None of this is to imply that everything works all the time. Nor can we pretend that individual quirks, moments of extreme fatigue, and other real-world factors don’t come into play. The trick is not to aspire to being a perfect parent but to being a good-enough parent. Even that is hard enough, and I certainly fell short on plenty of occasions. I did try, however, to be flexible where possible. You helped me with this, as I learned my way forward between the two extremes of rigid inflexibility versus lack of boundaries & predictability.
Most of all, I tried to show love. When you wanted to get your fingernails painted gold, because you were enchanted by the sparkly nature of the color, I went with you and we both got our nails painted. That way, you knew it didn’t matter what other people thought about the matter. When you were much older and about to be on your own far from home for the first time, you laid your head against my chest and had me put my arm around you just as I used to do when you were small. Because that was what you needed at that moment. It didn’t mean you were weak, or that you couldn’t cope. You just needed a little “refueling” in order to be ready to face the next stage of your life.
Throughout your childhood I was always being told that I was “spoiling” you and making you too soft. But today you’re an accomplished ultra-runner, you practice Krav Maga, and you’re doing very well in your studies. You are an outgoing, confident, funny, and compassionate young man and I am immensely proud of you. I like to think that a small part of who you are is the result of my parenting style, being there for you always but never trying to force you into an artificial mold due to my own insecurities, fears, or ambitions. I always said, “don’t try to be like me!” and it seems you’ve found your own path: absorbing from me those things you deem useful and going your own way when that makes the most sense. Which is an ideal approach, I’d say.

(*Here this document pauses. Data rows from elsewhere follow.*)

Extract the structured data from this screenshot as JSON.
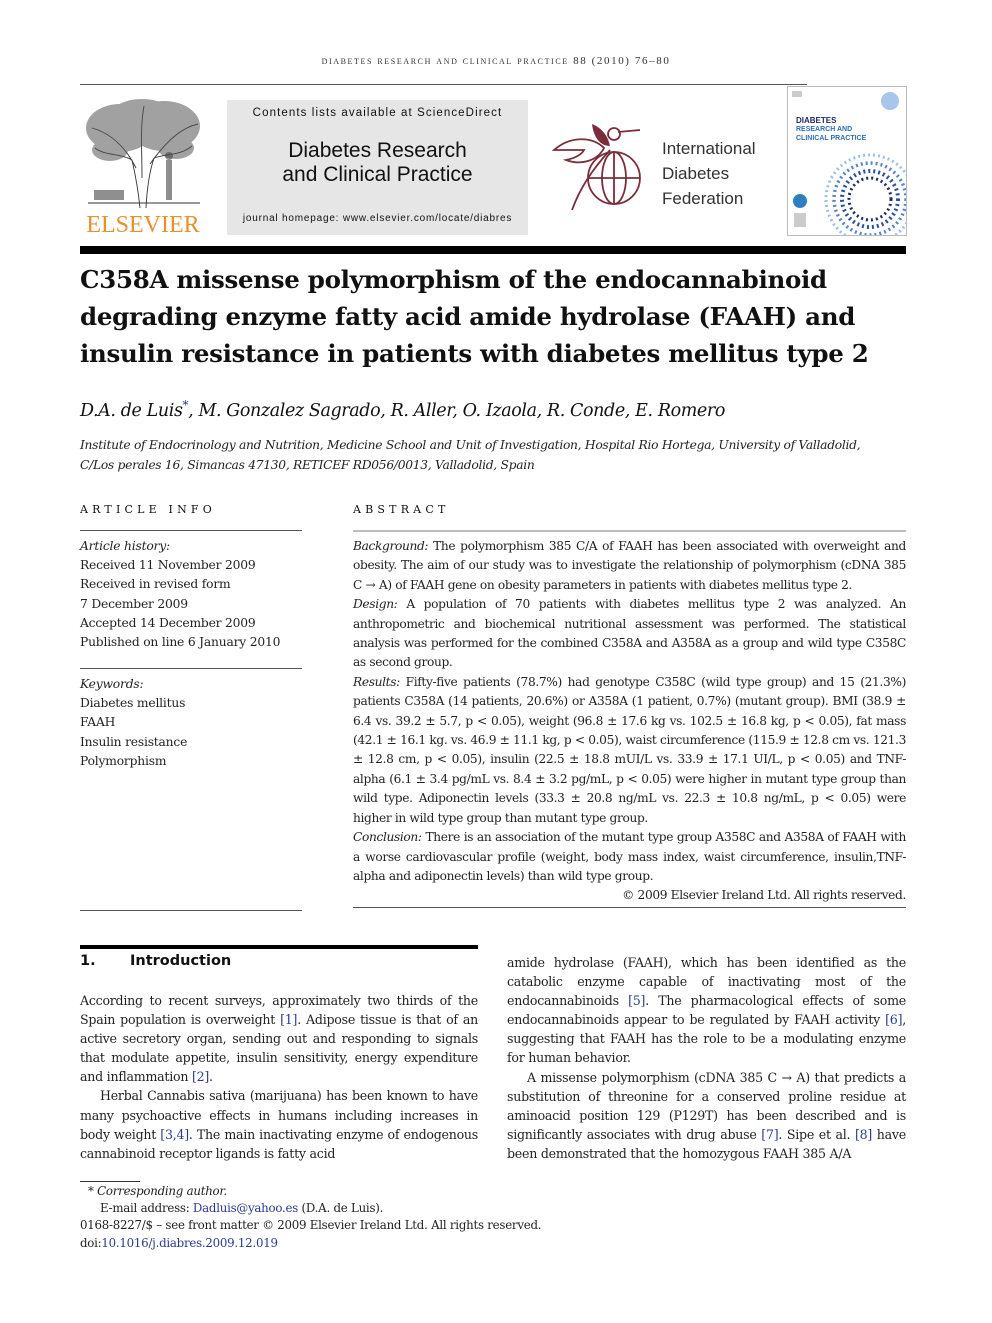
{
  "running_head": "DIABETES RESEARCH AND CLINICAL PRACTICE 88 (2010) 76–80",
  "masthead": {
    "publisher_logo": "ELSEVIER",
    "sciencedirect": "Contents lists available at ScienceDirect",
    "journal_title_line1": "Diabetes Research",
    "journal_title_line2": "and Clinical Practice",
    "homepage_label": "journal homepage: ",
    "homepage_url": "www.elsevier.com/locate/diabres",
    "idf_line1": "International",
    "idf_line2": "Diabetes",
    "idf_line3": "Federation",
    "cover_line1": "DIABETES",
    "cover_line2": "RESEARCH AND",
    "cover_line3": "CLINICAL PRACTICE"
  },
  "article": {
    "title": "C358A missense polymorphism of the endocannabinoid degrading enzyme fatty acid amide hydrolase (FAAH) and insulin resistance in patients with diabetes mellitus type 2",
    "first_author": "D.A. de Luis",
    "star": "*",
    "other_authors": ", M. Gonzalez Sagrado, R. Aller, O. Izaola, R. Conde, E. Romero",
    "affiliation_line1": "Institute of Endocrinology and Nutrition, Medicine School and Unit of Investigation, Hospital Rio Hortega, University of Valladolid,",
    "affiliation_line2": "C/Los perales 16, Simancas 47130, RETICEF RD056/0013, Valladolid, Spain"
  },
  "article_info": {
    "heading": "ARTICLE INFO",
    "history_label": "Article history:",
    "history": [
      "Received 11 November 2009",
      "Received in revised form",
      "7 December 2009",
      "Accepted 14 December 2009",
      "Published on line 6 January 2010"
    ],
    "keywords_label": "Keywords:",
    "keywords": [
      "Diabetes mellitus",
      "FAAH",
      "Insulin resistance",
      "Polymorphism"
    ]
  },
  "abstract": {
    "heading": "ABSTRACT",
    "background_label": "Background:",
    "background": "The polymorphism 385 C/A of FAAH has been associated with overweight and obesity. The aim of our study was to investigate the relationship of polymorphism (cDNA 385 C → A) of FAAH gene on obesity parameters in patients with diabetes mellitus type 2.",
    "design_label": "Design:",
    "design": "A population of 70 patients with diabetes mellitus type 2 was analyzed. An anthropometric and biochemical nutritional assessment was performed. The statistical analysis was performed for the combined C358A and A358A as a group and wild type C358C as second group.",
    "results_label": "Results:",
    "results": "Fifty-five patients (78.7%) had genotype C358C (wild type group) and 15 (21.3%) patients C358A (14 patients, 20.6%) or A358A (1 patient, 0.7%) (mutant group). BMI (38.9 ± 6.4 vs. 39.2 ± 5.7, p < 0.05), weight (96.8 ± 17.6 kg vs. 102.5 ± 16.8 kg, p < 0.05), fat mass (42.1 ± 16.1 kg. vs. 46.9 ± 11.1 kg, p < 0.05), waist circumference (115.9 ± 12.8 cm vs. 121.3 ± 12.8 cm, p < 0.05), insulin (22.5 ± 18.8 mUI/L vs. 33.9 ± 17.1 UI/L, p < 0.05) and TNF-alpha (6.1 ± 3.4 pg/mL vs. 8.4 ± 3.2 pg/mL, p < 0.05) were higher in mutant type group than wild type. Adiponectin levels (33.3 ± 20.8 ng/mL vs. 22.3 ± 10.8 ng/mL, p < 0.05) were higher in wild type group than mutant type group.",
    "conclusion_label": "Conclusion:",
    "conclusion": "There is an association of the mutant type group A358C and A358A of FAAH with a worse cardiovascular profile (weight, body mass index, waist circumference, insulin,TNF-alpha and adiponectin levels) than wild type group.",
    "copyright": "© 2009 Elsevier Ireland Ltd. All rights reserved."
  },
  "introduction": {
    "number": "1.",
    "heading": "Introduction",
    "left": {
      "p1_a": "According to recent surveys, approximately two thirds of the Spain population is overweight ",
      "p1_ref1": "[1]",
      "p1_b": ". Adipose tissue is that of an active secretory organ, sending out and responding to signals that modulate appetite, insulin sensitivity, energy expenditure and inflammation ",
      "p1_ref2": "[2]",
      "p1_c": ".",
      "p2_a": "Herbal Cannabis sativa (marijuana) has been known to have many psychoactive effects in humans including increases in body weight ",
      "p2_ref": "[3,4]",
      "p2_b": ". The main inactivating enzyme of endogenous cannabinoid receptor ligands is fatty acid"
    },
    "right": {
      "p1_a": "amide hydrolase (FAAH), which has been identified as the catabolic enzyme capable of inactivating most of the endocannabinoids ",
      "p1_ref1": "[5]",
      "p1_b": ". The pharmacological effects of some endocannabinoids appear to be regulated by FAAH activity ",
      "p1_ref2": "[6]",
      "p1_c": ", suggesting that FAAH has the role to be a modulating enzyme for human behavior.",
      "p2_a": "A missense polymorphism (cDNA 385 C → A) that predicts a substitution of threonine for a conserved proline residue at aminoacid position 129 (P129T) has been described and is significantly associates with drug abuse ",
      "p2_ref1": "[7]",
      "p2_b": ". Sipe et al. ",
      "p2_ref2": "[8]",
      "p2_c": " have been demonstrated that the homozygous FAAH 385 A/A"
    }
  },
  "footnotes": {
    "star": "*",
    "corresponding": "Corresponding author.",
    "email_label": "E-mail address: ",
    "email": "Dadluis@yahoo.es",
    "email_suffix": " (D.A. de Luis).",
    "front_matter": "0168-8227/$ – see front matter © 2009 Elsevier Ireland Ltd. All rights reserved.",
    "doi_label": "doi:",
    "doi": "10.1016/j.diabres.2009.12.019"
  },
  "colors": {
    "elsevier_orange": "#e8902e",
    "idf_maroon": "#7a2e3a",
    "link_blue": "#2b3a8f",
    "masthead_grey": "#e6e6e6"
  }
}
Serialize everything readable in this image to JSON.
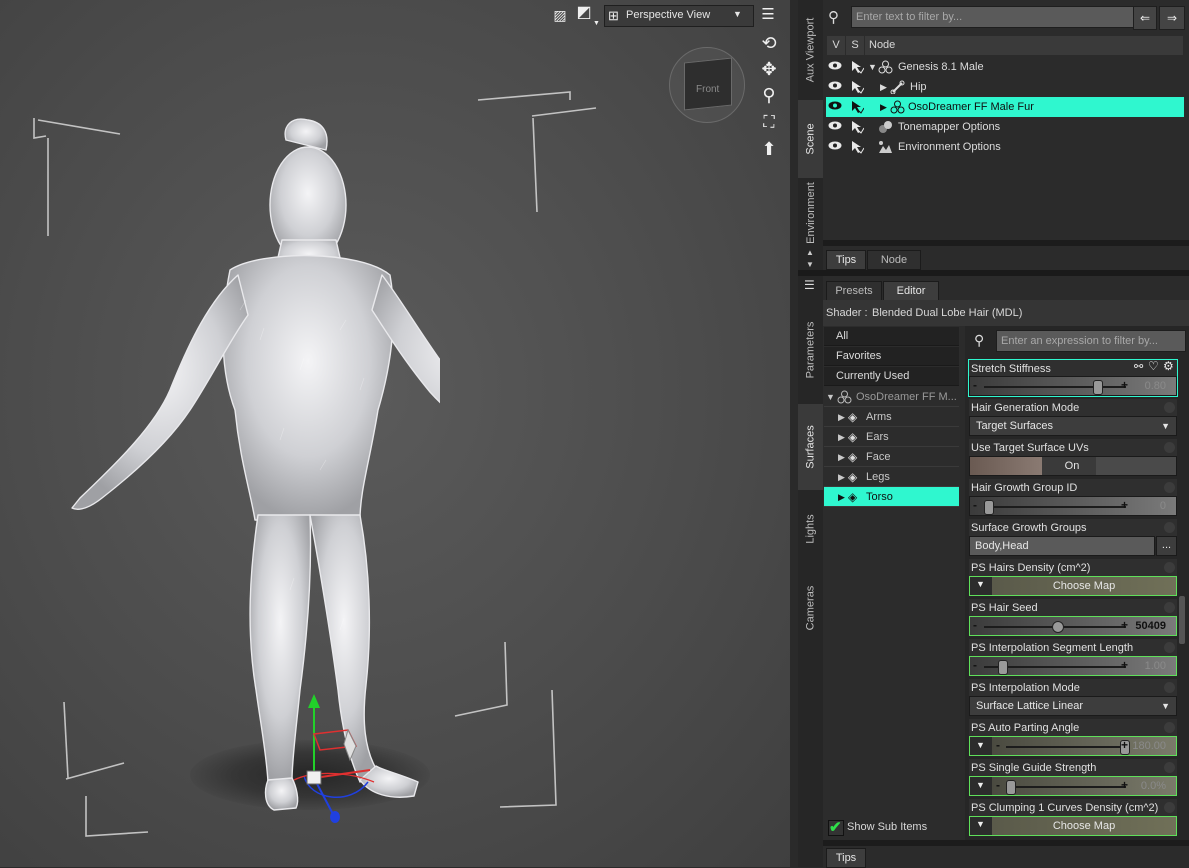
{
  "viewport": {
    "camera_label": "Perspective View",
    "navcube_label": "Front",
    "icons": [
      "render-icon",
      "shading-icon",
      "camera-icon",
      "viewport-menu-icon",
      "orbit-icon",
      "pan-icon",
      "zoom-icon",
      "frame-icon",
      "reset-icon"
    ]
  },
  "side_tabs_upper": [
    "Aux Viewport",
    "Scene",
    "Environment"
  ],
  "side_tabs_lower": [
    "Parameters",
    "Surfaces",
    "Lights",
    "Cameras"
  ],
  "scene": {
    "filter_placeholder": "Enter text to filter by...",
    "columns": {
      "v": "V",
      "s": "S",
      "node": "Node"
    },
    "nodes": [
      {
        "label": "Genesis 8.1 Male",
        "expanded": true,
        "selected": false,
        "icon": "figure-icon"
      },
      {
        "label": "Hip",
        "expanded": false,
        "selected": false,
        "icon": "bone-icon"
      },
      {
        "label": "OsoDreamer FF Male Fur",
        "expanded": false,
        "selected": true,
        "icon": "figure-icon"
      },
      {
        "label": "Tonemapper Options",
        "expanded": false,
        "selected": false,
        "icon": "tonemapper-icon"
      },
      {
        "label": "Environment Options",
        "expanded": false,
        "selected": false,
        "icon": "environment-icon"
      }
    ],
    "bottom_tabs": [
      "Tips",
      "Node"
    ]
  },
  "surfaces": {
    "tabs": [
      "Presets",
      "Editor"
    ],
    "active_tab": "Editor",
    "shader_label": "Shader :",
    "shader_name": "Blended Dual Lobe Hair (MDL)",
    "filters": [
      "All",
      "Favorites",
      "Currently Used"
    ],
    "group": "OsoDreamer FF M...",
    "items": [
      "Arms",
      "Ears",
      "Face",
      "Legs",
      "Torso"
    ],
    "selected_item": "Torso",
    "filter_placeholder": "Enter an expression to filter by...",
    "show_sub_items": "Show Sub Items",
    "bottom_tab": "Tips",
    "properties": [
      {
        "label": "Stretch Stiffness",
        "kind": "slider",
        "value": "0.80",
        "fraction": 0.8,
        "highlight": false
      },
      {
        "label": "Hair Generation Mode",
        "kind": "dropdown",
        "value": "Target Surfaces"
      },
      {
        "label": "Use Target Surface UVs",
        "kind": "toggle",
        "value": "On"
      },
      {
        "label": "Hair Growth Group ID",
        "kind": "slider",
        "value": "0",
        "fraction": 0.0,
        "highlight": false
      },
      {
        "label": "Surface Growth Groups",
        "kind": "text",
        "value": "Body,Head",
        "button": "..."
      },
      {
        "label": "PS Hairs Density (cm^2)",
        "kind": "map",
        "value": "Choose Map"
      },
      {
        "label": "PS Hair Seed",
        "kind": "slider",
        "value": "50409",
        "fraction": 0.5,
        "highlight": true,
        "bold": true
      },
      {
        "label": "PS Interpolation Segment Length",
        "kind": "slider",
        "value": "1.00",
        "fraction": 0.1,
        "highlight": true
      },
      {
        "label": "PS Interpolation Mode",
        "kind": "dropdown",
        "value": "Surface Lattice Linear"
      },
      {
        "label": "PS Auto Parting Angle",
        "kind": "slider-map",
        "value": "180.00",
        "fraction": 1.0,
        "highlight": true
      },
      {
        "label": "PS Single Guide Strength",
        "kind": "slider-map",
        "value": "0.0%",
        "fraction": 0.0,
        "highlight": true
      },
      {
        "label": "PS Clumping 1 Curves Density (cm^2)",
        "kind": "map",
        "value": "Choose Map"
      }
    ]
  },
  "colors": {
    "selection": "#2ff7cf",
    "highlight_border": "#5fe05a"
  }
}
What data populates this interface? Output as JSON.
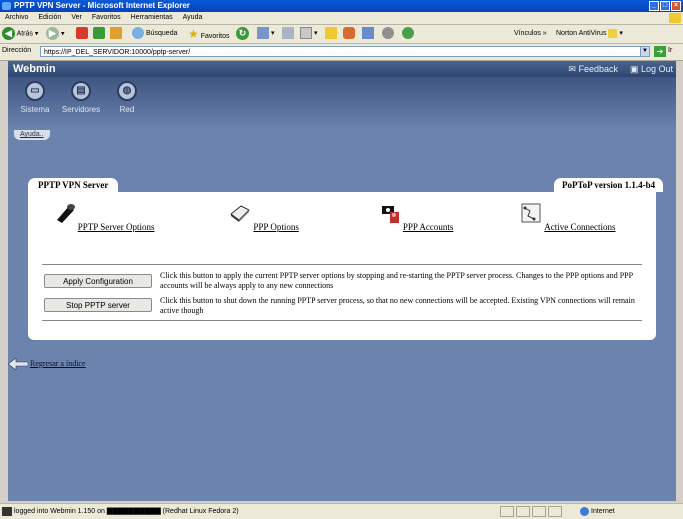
{
  "window": {
    "title": "PPTP VPN Server - Microsoft Internet Explorer"
  },
  "menu": [
    "Archivo",
    "Edición",
    "Ver",
    "Favoritos",
    "Herramientas",
    "Ayuda"
  ],
  "toolbar": {
    "back": "Atrás",
    "search": "Búsqueda",
    "favorites": "Favoritos",
    "links": "Vínculos",
    "antivirus": "Norton AntiVirus"
  },
  "address": {
    "label": "Dirección",
    "url": "https://IP_DEL_SERVIDOR:10000/pptp-server/",
    "go": "Ir"
  },
  "webmin": {
    "logo": "Webmin",
    "feedback": "Feedback",
    "logout": "Log Out",
    "categories": [
      "Sistema",
      "Servidores",
      "Red"
    ],
    "help": "Ayuda.."
  },
  "module": {
    "title": "PPTP VPN Server",
    "version": "PoPToP version 1.1.4-b4",
    "options": [
      {
        "label": "PPTP Server Options",
        "icon": "server-options-icon"
      },
      {
        "label": "PPP Options",
        "icon": "ppp-options-icon"
      },
      {
        "label": "PPP Accounts",
        "icon": "ppp-accounts-icon"
      },
      {
        "label": "Active Connections",
        "icon": "active-connections-icon"
      }
    ],
    "actions": [
      {
        "button": "Apply Configuration",
        "description": "Click this button to apply the current PPTP server options by stopping and re-starting the PPTP server process. Changes to the PPP options and PPP accounts will be always apply to any new connections"
      },
      {
        "button": "Stop PPTP server",
        "description": "Click this button to shut down the running PPTP server process, so that no new connections will be accepted. Existing VPN connections will remain active though"
      }
    ],
    "back_link": "Regresar a índice"
  },
  "status": {
    "text": "logged into Webmin 1.150 on",
    "os": "(Redhat Linux Fedora 2)",
    "zone": "Internet"
  },
  "colors": {
    "content_bg": "#6b83ad",
    "title_blue": "#0842b8"
  }
}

Until you were in your late teens, I’d lie awake each night reviewing the day’s events and thinking about how I could have done things differently. I was always looking for the meta-tasks, trying to look for ways to be a more adequate parent. While this may seem a little obsessive it was actually a pleasant activity because it enabled me to relive our time together. Astonishingly, even at the time, I loved every moment — even the fussing, the tantrums, and the the diaper-changing. I loved going shopping with you, cooking our meals, eating together around the dining-table, and best of all our end-of-day ritual when, after you’d had your bath, we’d sit on the sofa together for “candle time.” I’d light some beeswax candles and we’d listen to soothing music, perhaps the largo from the Bach Kavierconcerto #5 in Fmol, an Albinoni oboe concerto, or a nocturn by Chopin. You and your sister would sit drinking your warm milk and I’d sit between you enjoying a few minutes of perfect happiness before we bustle off to have teeth brushing and then a bedtime story.
I still think back across the years and remember so many times we had together. Walking along the path between Monterey and Pacific Grove above the rocks and looking down at the seals basking on the sand or searching the waves for the sight of an otter. I remember the first time I took you up to Tahoe so you could experience snow. I remember our hikes in Yellowstone and the day we ran nine miles together in the hills of Marin; I remember how last year we hiked the Swiss Alps. And I remember you yesterday evening, sitting across the table from me as we ate dinner together and chatted about your hopes for the future.
When the time comes, I think you have the potential to be a great father. And I hope it brings you the same immense joy and satisfaction it has brought to me. Embrace it. Live it. Life is so short, and the years of childhood race by so quickly. They will be the most rich and important years of your life.